Zahlen & Fakten

Twint, Apple Pay oder Google Pay – welche Bezahl-Apps und welche digitalen Medien nutzt die Schweiz im Alltag?

Menschenmasse auf einem grosse Platz
Bild: gremlin | Getty Images

Eine repräsentative Studie misst den digitalen Puls der Schweizer Bevölkerung – welche Kanäle und Instrumente sind im Aufstieg und welche lassen kräftig Federn?

Der Digimonitor 2022 ermöglicht einen guten Einblick in die Digitalisierung der Schweiz und in das Verhalten der Bevölkerung im Umgang mit digitalen Medien und Kanälen.

Die Nutzung von E-Banking und Streamingdiensten nimmt markant zu. Zum Beispiel Netflix, Spotify und Disney+ gewinnen innerhalb einers Jahres je 400'000 neue Userinnen und User. 
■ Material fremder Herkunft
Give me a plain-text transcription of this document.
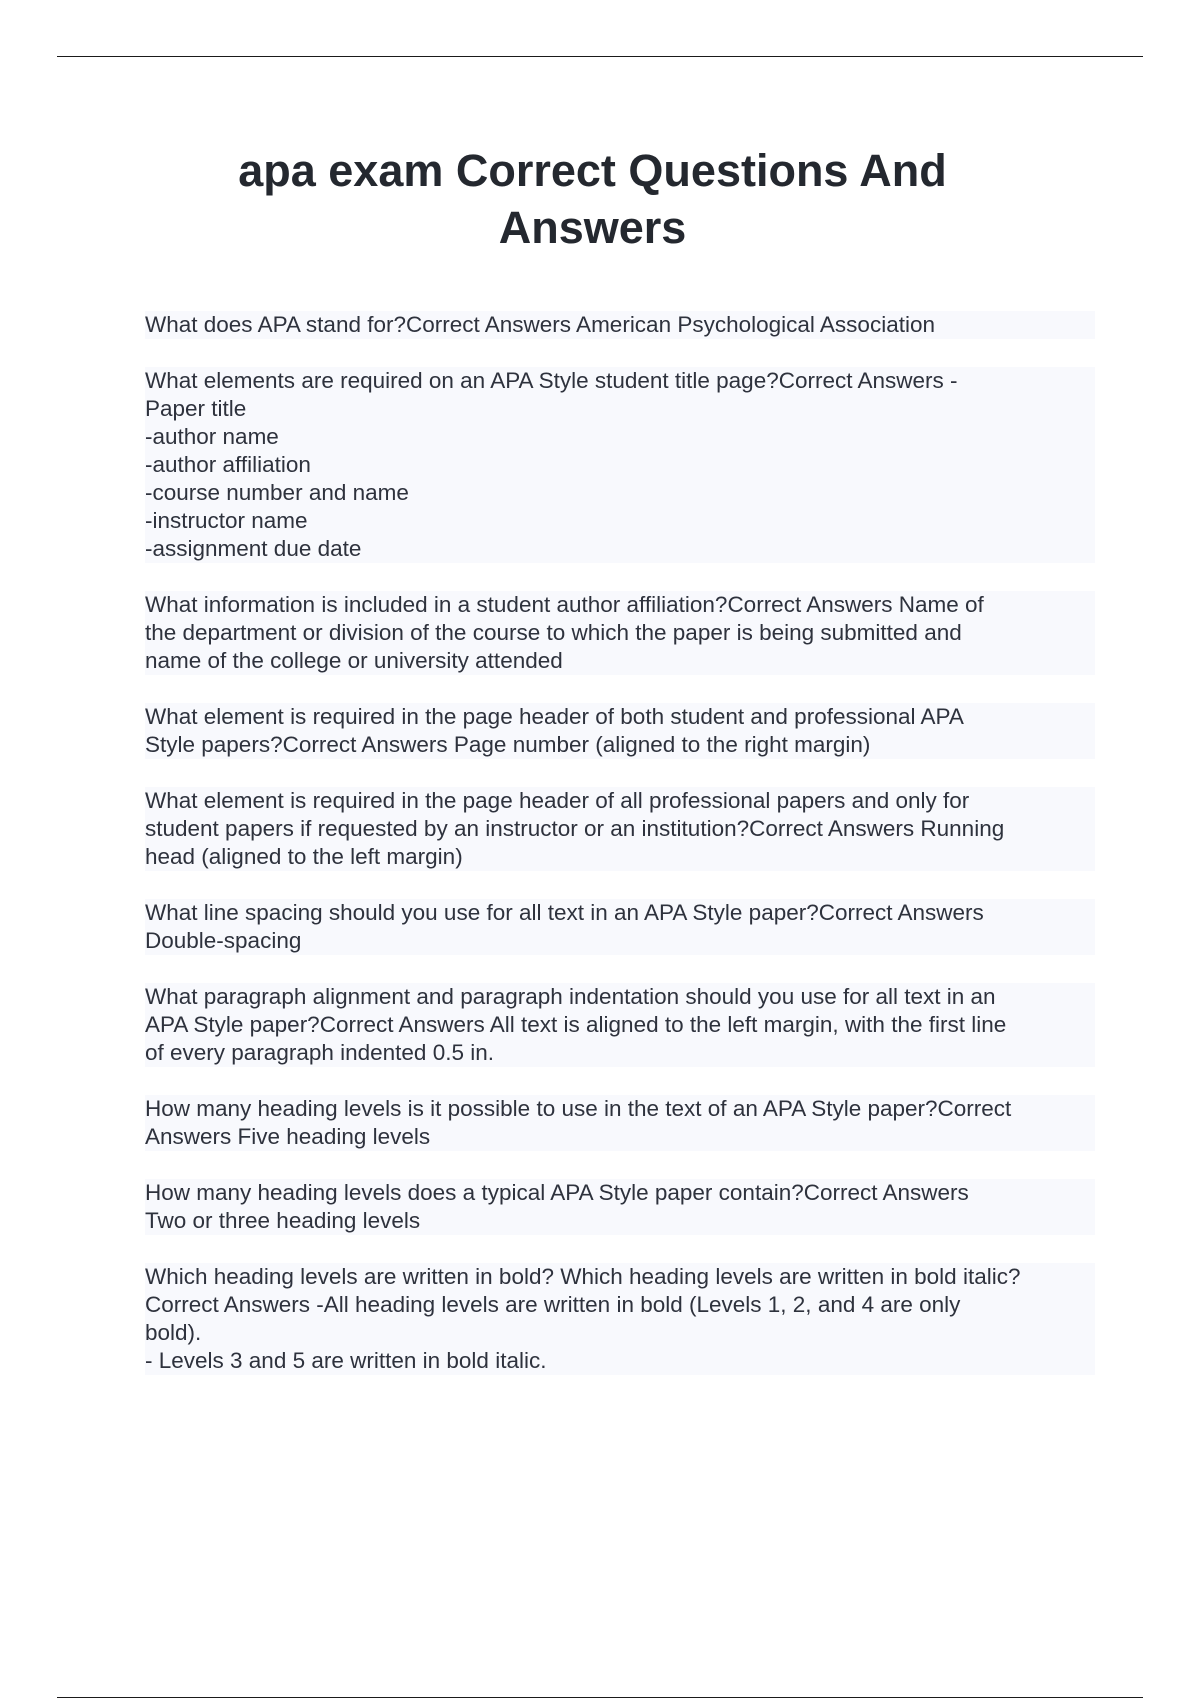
apa exam Correct Questions And Answers

What does APA stand for?Correct Answers American Psychological Association

What elements are required on an APA Style student title page?Correct Answers -
Paper title
-author name
-author affiliation
-course number and name
-instructor name
-assignment due date

What information is included in a student author affiliation?Correct Answers Name of
the department or division of the course to which the paper is being submitted and
name of the college or university attended

What element is required in the page header of both student and professional APA
Style papers?Correct Answers Page number (aligned to the right margin)

What element is required in the page header of all professional papers and only for
student papers if requested by an instructor or an institution?Correct Answers Running
head (aligned to the left margin)

What line spacing should you use for all text in an APA Style paper?Correct Answers
Double-spacing

What paragraph alignment and paragraph indentation should you use for all text in an
APA Style paper?Correct Answers All text is aligned to the left margin, with the first line
of every paragraph indented 0.5 in.

How many heading levels is it possible to use in the text of an APA Style paper?Correct
Answers Five heading levels

How many heading levels does a typical APA Style paper contain?Correct Answers
Two or three heading levels

Which heading levels are written in bold? Which heading levels are written in bold italic?
Correct Answers -All heading levels are written in bold (Levels 1, 2, and 4 are only
bold).
- Levels 3 and 5 are written in bold italic.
Im Sog der Digitalisierungs-Wellen verändert sich auch das Nutzungsverhalten in Bezug auf andere Medien, Apps oder Kanäle. Das digitale Verhalten von Schweizerinnen und Schweizern wird seit 2014 jedes Jahr neu untersucht und in der Studie Digimonitor publiziert. Die Interessengemeinschaft elektronische Medien (IGEM) und die WEMF AG für Werbemedienforschung zeichnen gemeinsam für die repräsentative Studie verantwortlich.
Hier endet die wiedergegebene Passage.